Why should I request PDF Handling?
The need for using the PDF file format is often driven by the unavailability of editable source files or the nature of the document being scanned. Since PDFs are non-editable, they present a challenge for translation. This service can be requested for cases where:
- the only available documents is an uneditable PDF meant to be translated and shared (ex: inside an organization)
- conversion into another document format is required
- the PDF is a scanned document
- the PDF is an handwritten document
What can be done with PDF Handling?
The Unbabel team can handle PDFs efficiently, using techniques like OCR (Optical Character Recognition) to extract text from scanned documents and ensure accurate translations despite the non-editable format. The output of the conversion is an editable format (see below).
Depending on the complexity of the source and the OCR output, various adjustments on the generated source file may be required.
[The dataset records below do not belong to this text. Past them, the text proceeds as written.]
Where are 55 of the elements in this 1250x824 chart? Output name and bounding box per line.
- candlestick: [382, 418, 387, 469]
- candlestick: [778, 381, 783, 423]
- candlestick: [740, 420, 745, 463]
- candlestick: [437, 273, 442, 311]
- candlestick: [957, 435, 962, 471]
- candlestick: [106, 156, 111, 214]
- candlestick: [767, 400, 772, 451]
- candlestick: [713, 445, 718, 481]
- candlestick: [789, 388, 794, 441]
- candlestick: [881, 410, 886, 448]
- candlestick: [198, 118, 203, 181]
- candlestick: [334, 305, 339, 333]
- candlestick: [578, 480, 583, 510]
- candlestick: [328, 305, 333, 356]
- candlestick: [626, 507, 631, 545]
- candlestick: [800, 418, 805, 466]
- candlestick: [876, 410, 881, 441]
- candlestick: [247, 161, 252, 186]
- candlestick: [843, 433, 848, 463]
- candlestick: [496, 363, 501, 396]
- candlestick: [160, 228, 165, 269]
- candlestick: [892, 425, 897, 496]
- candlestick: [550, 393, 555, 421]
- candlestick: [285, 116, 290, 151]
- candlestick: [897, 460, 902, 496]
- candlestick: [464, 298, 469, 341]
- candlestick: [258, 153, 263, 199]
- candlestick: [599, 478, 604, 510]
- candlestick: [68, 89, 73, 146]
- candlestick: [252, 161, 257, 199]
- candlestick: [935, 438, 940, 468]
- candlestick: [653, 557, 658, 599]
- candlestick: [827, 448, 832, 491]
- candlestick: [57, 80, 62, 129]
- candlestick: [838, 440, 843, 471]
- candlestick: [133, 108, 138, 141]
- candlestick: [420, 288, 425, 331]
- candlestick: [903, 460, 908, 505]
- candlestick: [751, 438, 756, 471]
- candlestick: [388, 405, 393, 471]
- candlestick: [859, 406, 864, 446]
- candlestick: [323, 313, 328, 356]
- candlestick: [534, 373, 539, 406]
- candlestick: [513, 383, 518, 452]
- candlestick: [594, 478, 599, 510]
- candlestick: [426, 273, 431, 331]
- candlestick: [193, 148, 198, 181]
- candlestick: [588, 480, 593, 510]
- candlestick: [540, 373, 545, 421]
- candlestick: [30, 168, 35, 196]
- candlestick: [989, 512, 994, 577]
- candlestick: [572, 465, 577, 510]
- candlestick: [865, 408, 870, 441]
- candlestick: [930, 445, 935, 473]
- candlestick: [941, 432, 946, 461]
This includes formatting simplification (e.g merging of styles/cells), aggressive tag handling (e.g. merging of Microsoft Office tags) and restructuring of content.
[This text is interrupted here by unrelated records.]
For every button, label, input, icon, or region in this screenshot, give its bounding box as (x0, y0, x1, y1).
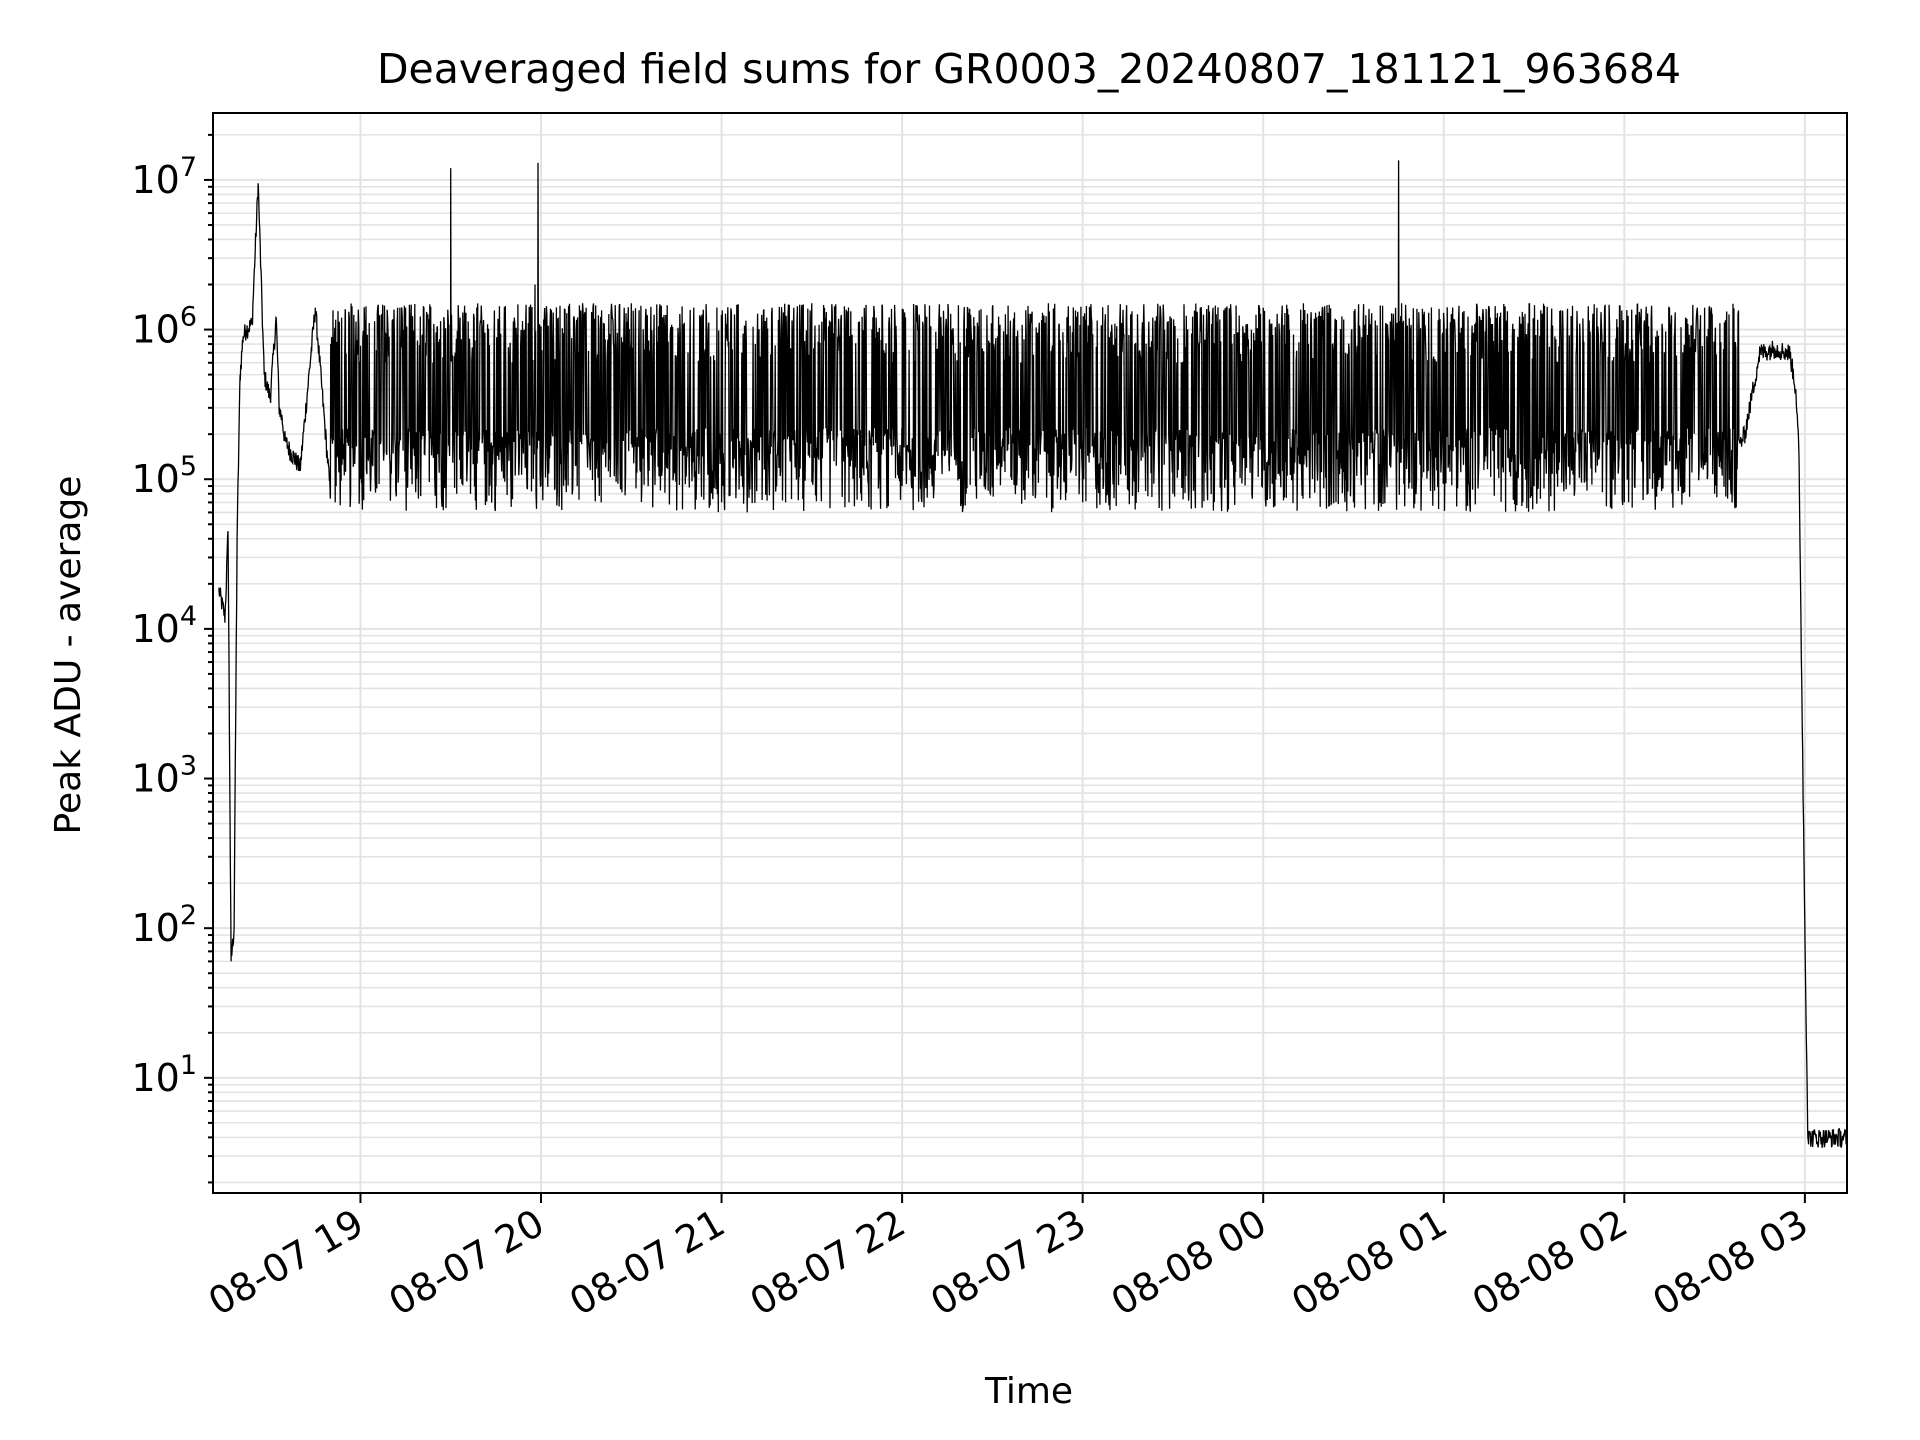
y-tick-label: 106 (131, 302, 197, 352)
y-tick-exponent: 1 (180, 1050, 197, 1081)
y-tick-base: 10 (131, 757, 179, 801)
y-tick-exponent: 7 (180, 152, 197, 183)
y-tick-base: 10 (131, 906, 179, 950)
y-tick-label: 104 (131, 601, 197, 651)
grid (213, 113, 1847, 1193)
y-tick-label: 105 (131, 451, 197, 501)
series-line (218, 160, 1848, 1148)
y-tick-base: 10 (131, 457, 179, 501)
y-tick-exponent: 3 (180, 751, 197, 782)
y-tick-label: 102 (131, 900, 197, 950)
y-tick-base: 10 (131, 1056, 179, 1100)
y-tick-exponent: 6 (180, 302, 197, 333)
x-axis-label: Time (984, 1371, 1073, 1412)
y-tick-label: 101 (131, 1050, 197, 1100)
y-tick-base: 10 (131, 158, 179, 202)
y-axis-label: Peak ADU - average (48, 476, 89, 835)
y-tick-label: 107 (131, 152, 197, 202)
series-line-group (218, 160, 1848, 1148)
y-tick-base: 10 (131, 607, 179, 651)
y-tick-exponent: 2 (180, 900, 197, 931)
y-tick-exponent: 5 (180, 451, 197, 482)
y-tick-label: 103 (131, 751, 197, 801)
chart-title: Deaveraged field sums for GR0003_2024080… (377, 45, 1681, 93)
y-tick-base: 10 (131, 308, 179, 352)
y-tick-exponent: 4 (180, 601, 197, 632)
Different options concerning the nature of the output file are available:
- Convert back to PDF: the standard scenario is that a PDF is converted into an editable format: MS Word (DOCX), PowerPoint (PPTX), Plain text format (TXT) or Microsoft Excel format (XLSX). Please provide the details for these requirements in the service instructions.
- Fix layout before delivery: review of translated materials within Unbabel that have undergone PDF/layout work to check accuracy.
- Only check PDF Layout:
Supported file formats
PDF is the only supported format for this service.
What do I need to provide?
Apart from the source file, you should provide clear instructions (ex: concerning the desired output format), guidelines, or other relevant information.
How to request PDF Handling
PDF Handling, as other services, is request in step 4 of project creation. You can toggle the service to action further preferences. Further down, you'll see the Upload files button which you should use to upload any support files.
If all files in the project are eligible for File Engineering, you can also tick the respective checkbox to toggle the service on for all files, and propagate the instructions written in the text field.
The deliverables consist of fully translated and formatted documents, customized to meet the client's requirements. Typically, these include: a PDF export of the translated/checked content, or an editable file based on the output of the conversion, either MS Word (DOCX), PowerPoint (PPTX), Plain text format (TXT) or Microsoft Excel format (XLSX).